Scandale au Jaipur Littérature Festival : pendant un débat, le sociologue Ashis Nandy affirme que la corruption s’est étendue à la caste des Dalit (les intouchables, tout en bas de l’échelle sociale). Protestations dans la presse et arrestation de Nandy. La démocratie indienne ne transige pas sur les questions de principe. La liberté d’expression revendiquée par l’orateur ne permet pas la calomnie. Et pourtant la corruption est un fléau qui se répand partout. Si en Inde la croissance est de 5%, c’est aussi parce que ce pays ferme les yeux sur de telles pratiques.

Avec les étudiants de Chandigarh. La ville a été conçue et dessinée par Le Corbusier. Ce fut Nehru qui demanda à l’architecte de construire cette ville, devenue la capitale du Punjab.

Sentiment de solitude et de mal-être. L’immense foule de pauvres qui travaille sans répit, la ville blanchie de poussière, les routes éventrées par les travaux : tout cela me donne l’impression de m’être perdu dans un monde où je n’ai aucune emprise. L’anglais rudimentaire parlé par les gens m’est incompréhensible. Quelques étudiants m’amènent visiter les sites touristiques. Tout d’abord l’immense lac puis le Rock Garden conçu par l’artiste Nek Chand après la séparation de 1947 : bouleversé par la vue des immenses amas de décombres après les destructions, il décida de les récupérer et de les réutiliser. Un jardin de pierres, de roches, d’objets quotidiens recyclés comme des oeuvres d’art : murs faits de prises électriques en plastique et fragments de porcelaine, statuettes de danseuses ou d’animaux.

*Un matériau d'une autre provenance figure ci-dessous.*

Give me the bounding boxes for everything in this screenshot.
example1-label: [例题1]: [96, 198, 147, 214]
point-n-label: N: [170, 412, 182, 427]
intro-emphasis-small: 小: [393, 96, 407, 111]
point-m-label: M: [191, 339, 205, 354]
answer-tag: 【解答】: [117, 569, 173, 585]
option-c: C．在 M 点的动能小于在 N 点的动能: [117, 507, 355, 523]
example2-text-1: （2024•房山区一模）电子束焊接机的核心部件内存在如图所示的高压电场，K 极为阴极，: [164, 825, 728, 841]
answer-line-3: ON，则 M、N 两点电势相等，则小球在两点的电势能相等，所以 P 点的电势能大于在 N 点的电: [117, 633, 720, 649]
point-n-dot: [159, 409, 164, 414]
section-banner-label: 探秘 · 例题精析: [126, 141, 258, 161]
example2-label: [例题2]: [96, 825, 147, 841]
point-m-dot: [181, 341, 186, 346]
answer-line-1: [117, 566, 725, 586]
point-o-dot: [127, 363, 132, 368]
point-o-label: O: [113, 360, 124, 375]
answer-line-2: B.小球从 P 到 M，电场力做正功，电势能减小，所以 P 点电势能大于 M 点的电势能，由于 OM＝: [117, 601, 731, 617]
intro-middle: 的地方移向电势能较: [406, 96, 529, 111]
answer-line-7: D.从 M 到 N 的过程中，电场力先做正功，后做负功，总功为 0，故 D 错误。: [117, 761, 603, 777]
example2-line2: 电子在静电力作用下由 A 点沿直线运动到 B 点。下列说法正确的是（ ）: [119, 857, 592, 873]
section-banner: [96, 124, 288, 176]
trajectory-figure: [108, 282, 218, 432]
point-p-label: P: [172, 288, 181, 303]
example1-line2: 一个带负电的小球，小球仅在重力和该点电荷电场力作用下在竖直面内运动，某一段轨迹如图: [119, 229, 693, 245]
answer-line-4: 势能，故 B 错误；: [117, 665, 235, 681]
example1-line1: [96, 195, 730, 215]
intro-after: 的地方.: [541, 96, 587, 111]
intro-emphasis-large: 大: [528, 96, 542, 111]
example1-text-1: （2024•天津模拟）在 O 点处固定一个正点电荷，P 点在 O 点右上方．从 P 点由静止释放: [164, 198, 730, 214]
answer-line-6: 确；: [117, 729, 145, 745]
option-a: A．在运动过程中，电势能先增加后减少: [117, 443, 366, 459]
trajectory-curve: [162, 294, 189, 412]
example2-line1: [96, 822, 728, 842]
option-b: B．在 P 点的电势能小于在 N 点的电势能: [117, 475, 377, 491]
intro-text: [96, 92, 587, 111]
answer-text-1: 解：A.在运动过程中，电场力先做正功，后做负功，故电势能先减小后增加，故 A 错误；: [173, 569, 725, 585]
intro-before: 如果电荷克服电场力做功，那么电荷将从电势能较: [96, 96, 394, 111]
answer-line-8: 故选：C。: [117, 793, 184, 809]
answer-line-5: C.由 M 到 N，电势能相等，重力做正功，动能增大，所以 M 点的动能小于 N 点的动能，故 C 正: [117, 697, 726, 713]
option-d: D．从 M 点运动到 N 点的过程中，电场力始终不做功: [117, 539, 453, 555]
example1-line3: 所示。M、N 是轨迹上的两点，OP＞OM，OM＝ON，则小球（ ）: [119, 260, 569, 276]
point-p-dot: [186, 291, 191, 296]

Quelques étudiants me proposent un débat sur la société indienne : les castes, les mariages arrangés et les infanticides. Les castes existent toujours, mais l’Etat fait tout pour dépasser les discriminations. Aishwarya, 22 ans, qui a fini depuis peu ses études, me dit : « La démocratie fait ce qu’elle peut, mais pour changer les mentalités il faut du temps ».

Le ciel blanc au-dessus de New Delhi. Le voyage retour vers Delhi est interminable. Partout des chantiers, des travaux en cours. Déjà à cinquante kilomètres de la ville, le ciel devient blanc. Ce n’est pas du brouillard, mais quelque chose de pire : un épais nuage de pollution. L’eau potable manque. Des collines d’ordures sont abandonnées aux invasions d’oiseaux noirs et d’autres animaux. Les voitures en circulation sont pour la plupart japonaises ; les autres proviennent du groupe industriel indien de Ratan Tata. J’ai vu une Renault ! Mais pas une seule Fiat, et pas de Volkswagen non plus.

Le développement de l’Inde avance a un rythme soutenu. Par rapport à mon premier voyage, je remarque qu’il n’y a plus de personnes endormies sur les trottoirs.

Un pays immense, une population qui rivalise avec celle de la Chine. Le protectionnisme économique ne laisse pas beaucoup de place à l’importation. Les produits importés sont accablés de taxes excessives, décourageantes pour tous. L’Indien est nationaliste et susceptible ; il est raffiné et lié à la spiritualité ; moderne, mais attaché à la tradition, y compris les plus anachroniques. De fait, il est difficile de le définir. Mieux vaut aller voir soi-même. Et surtout, enfin, ne pas juger.